For some, the Government has made it clear that forming partnerships to submit joint bids will assist in meeting the criteria for the next round, and the Government has encouraged a number of competing applicants to do so.

This advice is a reflection of the emphasis on partnerships, collaboration and increased stakeholder engagement that Medicare Locals are required to demonstrate.

For the first tranche of Medicare Locals, though, managing expectations will now be part and parcel of this implementation phase. This new model of care through these new primary healthcare organisations will be created over time, and in due course consumers, carers and healthcare professionals will start to appreciate the subtle but effective changes that Medicare Locals will be able to deliver in making the primary healthcare sector easier to navigate.

Contributing substantially to a smoother, consumer-friendly system will be the role Medicare Locals play in the promotion and support of e-health solutions across the primary care setting.

They will be fundamental in driving the change, adoption and support strategy of the Government’s Personally Controlled Electronic Health Record (PCEHR) system – due to begin rolling out nationally from July next year. The PCEHR promises to deliver better health outcomes for consumers by providing consistent, accurate and timely information to healthcare providers, assisting them in making better decisions around diagnosis and treatment, and minimising the risks associated with allergies and medication mismanagement.

Medicare Locals will also be responsible for managing, coordinating and communicating a significant increase in after-hours GP services as they begin rolling out from 1 July this year.

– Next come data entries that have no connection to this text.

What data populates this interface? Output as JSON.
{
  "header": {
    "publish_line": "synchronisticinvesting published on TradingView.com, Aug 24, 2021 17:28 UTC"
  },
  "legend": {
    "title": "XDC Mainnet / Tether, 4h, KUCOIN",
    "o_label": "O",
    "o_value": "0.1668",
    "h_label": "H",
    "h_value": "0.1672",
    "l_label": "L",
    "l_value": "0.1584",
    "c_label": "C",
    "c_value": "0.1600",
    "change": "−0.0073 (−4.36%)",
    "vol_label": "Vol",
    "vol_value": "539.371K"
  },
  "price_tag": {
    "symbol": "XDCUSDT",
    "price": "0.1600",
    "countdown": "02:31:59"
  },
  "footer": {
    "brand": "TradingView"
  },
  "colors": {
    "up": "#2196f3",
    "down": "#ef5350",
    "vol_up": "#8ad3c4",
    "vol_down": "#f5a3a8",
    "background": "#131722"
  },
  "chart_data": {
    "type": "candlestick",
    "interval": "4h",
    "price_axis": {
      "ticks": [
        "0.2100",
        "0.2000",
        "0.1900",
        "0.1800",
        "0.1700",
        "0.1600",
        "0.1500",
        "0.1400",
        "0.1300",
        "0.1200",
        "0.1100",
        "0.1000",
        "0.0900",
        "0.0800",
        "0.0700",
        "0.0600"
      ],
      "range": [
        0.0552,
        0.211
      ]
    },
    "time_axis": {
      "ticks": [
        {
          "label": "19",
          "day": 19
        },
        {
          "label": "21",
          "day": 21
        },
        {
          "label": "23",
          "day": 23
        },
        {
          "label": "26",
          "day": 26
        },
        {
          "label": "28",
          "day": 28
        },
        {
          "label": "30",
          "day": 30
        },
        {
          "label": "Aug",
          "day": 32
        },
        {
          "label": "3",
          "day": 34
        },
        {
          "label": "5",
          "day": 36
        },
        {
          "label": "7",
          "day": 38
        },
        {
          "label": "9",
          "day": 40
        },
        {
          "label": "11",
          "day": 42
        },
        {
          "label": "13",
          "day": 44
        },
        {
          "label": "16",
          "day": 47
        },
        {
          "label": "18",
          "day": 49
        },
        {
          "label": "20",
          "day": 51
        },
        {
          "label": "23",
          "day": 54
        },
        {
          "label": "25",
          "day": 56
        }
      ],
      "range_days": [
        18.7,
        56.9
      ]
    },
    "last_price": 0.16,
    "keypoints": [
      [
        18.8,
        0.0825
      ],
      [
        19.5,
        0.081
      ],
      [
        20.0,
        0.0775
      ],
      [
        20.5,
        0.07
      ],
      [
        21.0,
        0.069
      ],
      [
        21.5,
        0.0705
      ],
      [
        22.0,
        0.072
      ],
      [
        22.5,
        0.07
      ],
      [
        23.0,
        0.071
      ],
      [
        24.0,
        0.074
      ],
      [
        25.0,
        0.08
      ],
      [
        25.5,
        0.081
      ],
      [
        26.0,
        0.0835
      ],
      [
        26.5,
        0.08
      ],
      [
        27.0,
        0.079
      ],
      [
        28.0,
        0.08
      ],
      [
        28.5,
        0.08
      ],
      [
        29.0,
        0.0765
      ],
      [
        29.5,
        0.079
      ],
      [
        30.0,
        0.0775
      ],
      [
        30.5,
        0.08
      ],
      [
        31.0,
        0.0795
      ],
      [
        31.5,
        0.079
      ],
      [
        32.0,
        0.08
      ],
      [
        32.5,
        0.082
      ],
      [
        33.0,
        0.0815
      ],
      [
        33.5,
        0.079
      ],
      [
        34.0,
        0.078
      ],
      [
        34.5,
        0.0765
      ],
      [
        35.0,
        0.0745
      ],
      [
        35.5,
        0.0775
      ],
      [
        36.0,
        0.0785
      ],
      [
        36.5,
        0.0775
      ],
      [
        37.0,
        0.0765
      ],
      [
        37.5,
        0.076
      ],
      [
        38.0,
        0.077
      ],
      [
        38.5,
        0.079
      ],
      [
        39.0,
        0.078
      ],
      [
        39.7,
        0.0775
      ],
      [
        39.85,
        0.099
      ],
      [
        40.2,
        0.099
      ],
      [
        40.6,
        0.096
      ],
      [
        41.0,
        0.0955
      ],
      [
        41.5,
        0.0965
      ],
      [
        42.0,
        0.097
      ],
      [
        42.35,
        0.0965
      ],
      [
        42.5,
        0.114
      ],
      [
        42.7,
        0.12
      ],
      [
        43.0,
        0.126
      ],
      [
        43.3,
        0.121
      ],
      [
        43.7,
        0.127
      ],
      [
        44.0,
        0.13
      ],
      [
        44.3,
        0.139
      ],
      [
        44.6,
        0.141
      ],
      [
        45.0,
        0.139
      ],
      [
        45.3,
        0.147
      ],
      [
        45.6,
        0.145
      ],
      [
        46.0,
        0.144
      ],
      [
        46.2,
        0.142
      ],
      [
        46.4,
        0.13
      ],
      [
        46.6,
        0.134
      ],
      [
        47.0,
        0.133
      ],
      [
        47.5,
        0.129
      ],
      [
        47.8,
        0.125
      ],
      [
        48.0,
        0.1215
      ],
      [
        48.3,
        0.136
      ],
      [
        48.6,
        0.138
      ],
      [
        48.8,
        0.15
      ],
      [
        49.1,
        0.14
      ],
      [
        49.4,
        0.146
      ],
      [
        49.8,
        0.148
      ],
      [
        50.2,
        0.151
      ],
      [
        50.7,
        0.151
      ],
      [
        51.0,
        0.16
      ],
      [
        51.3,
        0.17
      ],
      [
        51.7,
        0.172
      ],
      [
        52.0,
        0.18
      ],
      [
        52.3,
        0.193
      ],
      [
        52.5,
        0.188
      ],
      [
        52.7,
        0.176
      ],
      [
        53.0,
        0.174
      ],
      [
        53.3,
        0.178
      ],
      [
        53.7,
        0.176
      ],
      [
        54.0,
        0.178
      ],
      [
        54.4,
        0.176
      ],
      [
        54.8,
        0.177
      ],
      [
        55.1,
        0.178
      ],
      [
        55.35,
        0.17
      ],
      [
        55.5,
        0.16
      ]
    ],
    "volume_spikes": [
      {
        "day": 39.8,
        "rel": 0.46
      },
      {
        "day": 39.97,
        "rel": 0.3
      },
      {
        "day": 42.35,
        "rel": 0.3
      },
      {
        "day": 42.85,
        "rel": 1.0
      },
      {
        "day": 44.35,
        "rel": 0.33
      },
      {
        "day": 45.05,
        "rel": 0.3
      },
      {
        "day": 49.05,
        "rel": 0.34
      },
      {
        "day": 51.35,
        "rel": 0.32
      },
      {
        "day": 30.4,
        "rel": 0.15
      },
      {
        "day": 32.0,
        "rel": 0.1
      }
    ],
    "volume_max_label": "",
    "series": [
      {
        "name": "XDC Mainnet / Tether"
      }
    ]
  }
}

Contributing to the unsustainable burden on the hospital system – especially emergency departments – is the fact that after-hours GP services are patchy and inconsistent, and where they do exist, many people are unaware of where they are, or have misconceptions about what a GP is able to treat, resulting in unnecessary trips to the hospital.

These early initiatives are only a small number in what will be a comprehensive suite that Medicare Locals will develop and deliver over time.

But the success of even these early programs, and the confidence in the system that comes with them, will be completely reliant on the sufficient resourcing and support of these organisations from the beginning, and on the ability of Medicare Locals and the Government to manage early expectations.